Men are also becoming husbands and fathers at a later age, launching further trends, such as the “old new dad” – many of whom are “do-over dads” on their second or third marriages. Penn is one himself, having fathered his youngest child at 48.

Marketing companies and politicians should note that the old new dads are likely to pass on a love of wine rather than beer to their children, to prefer safe cars to speed, and to foster a more conservative outlook in their kids.

Penn notes that old dads have already become a political force in Britain – remember Batman from Fathers 4 Justice, who climbed onto the balcony at Buckingham Palace? Together with older mums, they have also fostered the rise of the university-educated nanny, who can help their children get ahead in the educational rat race and has delayed childbearing herself.

Penn considers Britain to be in the vanguard of several microtrends, such as extreme commuting, with workers buying homes outside London and other cities in ever-wider circles and shut-tling on the Eurostar between London, Paris and Brussels.

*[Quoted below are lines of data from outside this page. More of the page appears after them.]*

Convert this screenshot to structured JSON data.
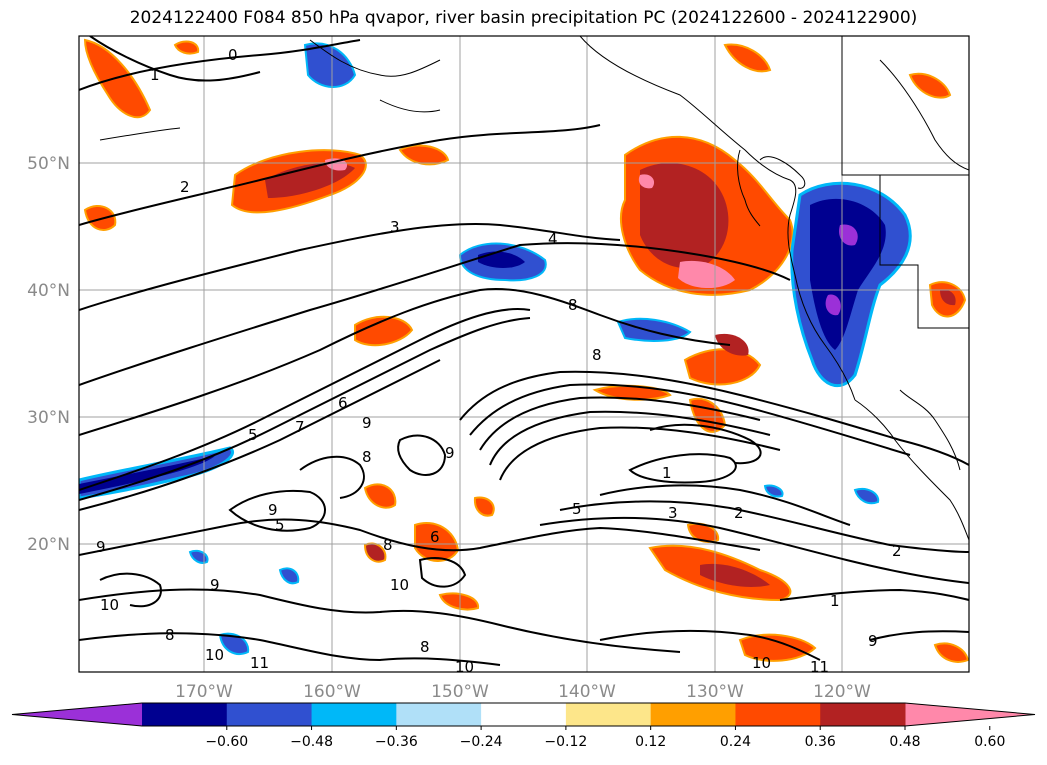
{
  "title": "2024122400 F084 850 hPa qvapor, river basin precipitation PC (2024122600 - 2024122900)",
  "lat_labels": [
    "50°N",
    "40°N",
    "30°N",
    "20°N"
  ],
  "lon_labels": [
    "170°W",
    "160°W",
    "150°W",
    "140°W",
    "130°W",
    "120°W"
  ],
  "colorbar": {
    "ticks": [
      "−0.60",
      "−0.48",
      "−0.36",
      "−0.24",
      "−0.12",
      "0.12",
      "0.24",
      "0.36",
      "0.48",
      "0.60"
    ],
    "colors": [
      "#9b30d8",
      "#000090",
      "#3050d0",
      "#00b8f8",
      "#b0e0f8",
      "#ffffff",
      "#fde68a",
      "#ff9f00",
      "#ff4a00",
      "#b22222",
      "#ff88aa"
    ]
  },
  "contour_labels": [
    "0",
    "1",
    "2",
    "3",
    "4",
    "8",
    "8",
    "9",
    "5",
    "7",
    "6",
    "8",
    "9",
    "5",
    "9",
    "8",
    "6",
    "10",
    "1",
    "5",
    "3",
    "2",
    "2",
    "1",
    "10",
    "9",
    "8",
    "9",
    "10",
    "8",
    "10",
    "11",
    "11",
    "9",
    "10"
  ]
}
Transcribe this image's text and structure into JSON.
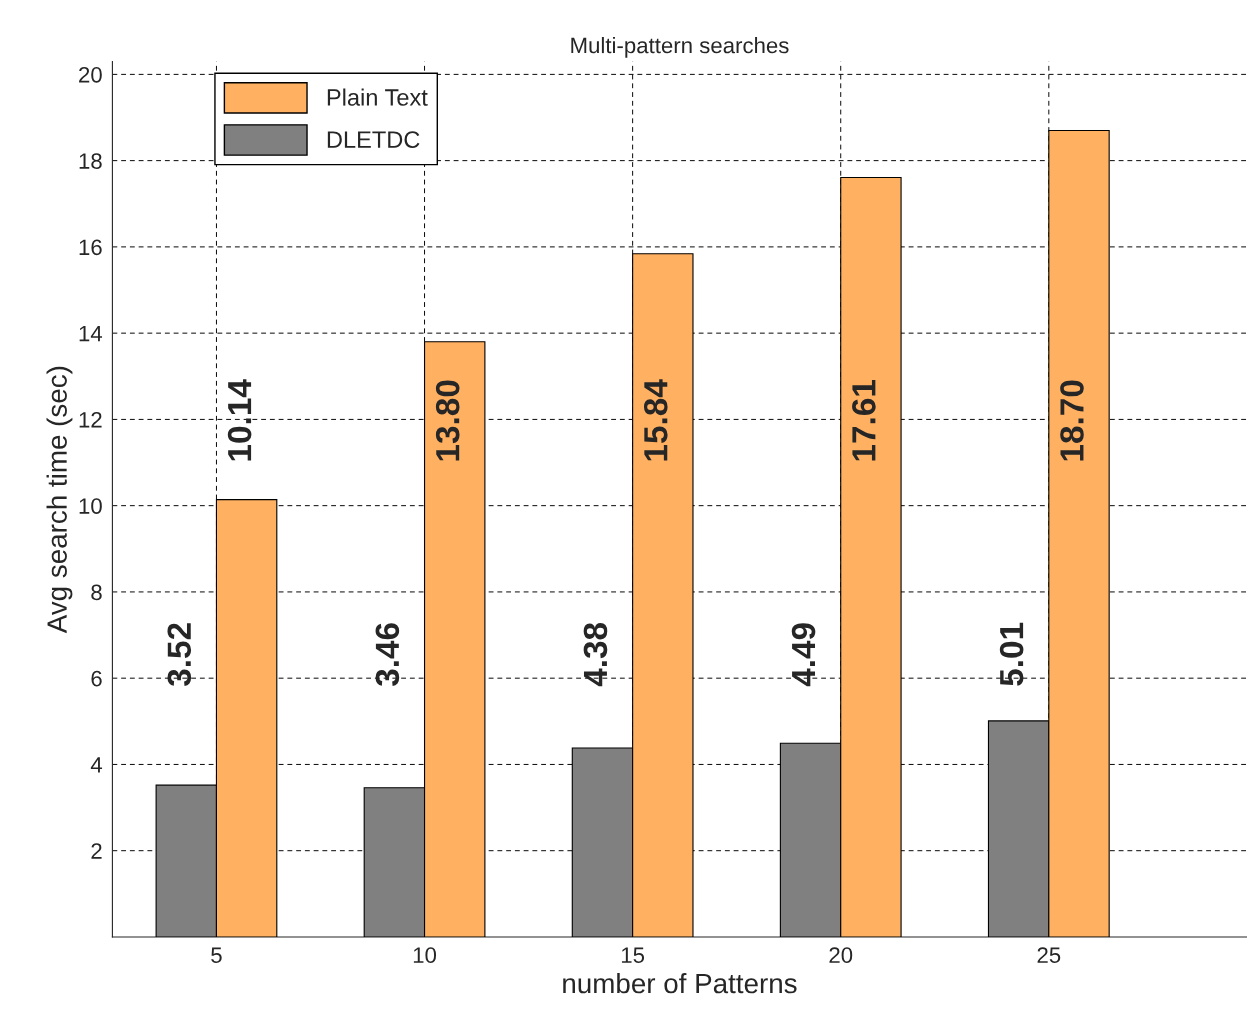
{
  "chart_data": {
    "type": "bar",
    "title": "Multi-pattern searches",
    "xlabel": "number of Patterns",
    "ylabel": "Avg search time (sec)",
    "categories": [
      "5",
      "10",
      "15",
      "20",
      "25"
    ],
    "series": [
      {
        "name": "DLETDC",
        "color": "#808080",
        "values": [
          3.52,
          3.46,
          4.38,
          4.49,
          5.01
        ],
        "value_labels": [
          "3.52",
          "3.46",
          "4.38",
          "4.49",
          "5.01"
        ]
      },
      {
        "name": "Plain Text",
        "color": "#ffb060",
        "values": [
          10.14,
          13.8,
          15.84,
          17.61,
          18.7
        ],
        "value_labels": [
          "10.14",
          "13.80",
          "15.84",
          "17.61",
          "18.70"
        ]
      }
    ],
    "ylim": [
      0,
      20.3
    ],
    "yticks": [
      2,
      4,
      6,
      8,
      10,
      12,
      14,
      16,
      18,
      20
    ],
    "grid": true,
    "legend": "top left"
  }
}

This, in turn, has fostered the rise of the commuter marriage, with dual-career couples living and working in separate locations. Some farsighted businesses are now supplying fast food that fits into cupholders.

Britons, Penn believes, are the trendsetters for one of Europe’s fastest-growing lifestyles: Lats, or unmarried couples living apart together. “Lat is a nice, clear way to say, ‘I love you – from over here, in my own castle, where I am king’.”

One of the best things about Britain, he suggests, is its easy-going attitudes. “The world is not becoming a melting pot, it’s becoming a collage, and it will put a real premium on people becoming tolerant of other people’s prejudices.”

There is a downside to microtrends. It might be easy to find “a million who want to try your grapefruit diet”, but “if Bin Laden could convert just 1% of the world’s 1 billion Muslims to take up violence, that would be 10m terrorists, a group that could dwarf even the largest armies on earth”.

Happily, he concludes, there is no sign of that. He has spotted a trend that shows most terrorists are well educated and, contrary to conventional wisdom, poorer people may be “too smart” to blow themselves up.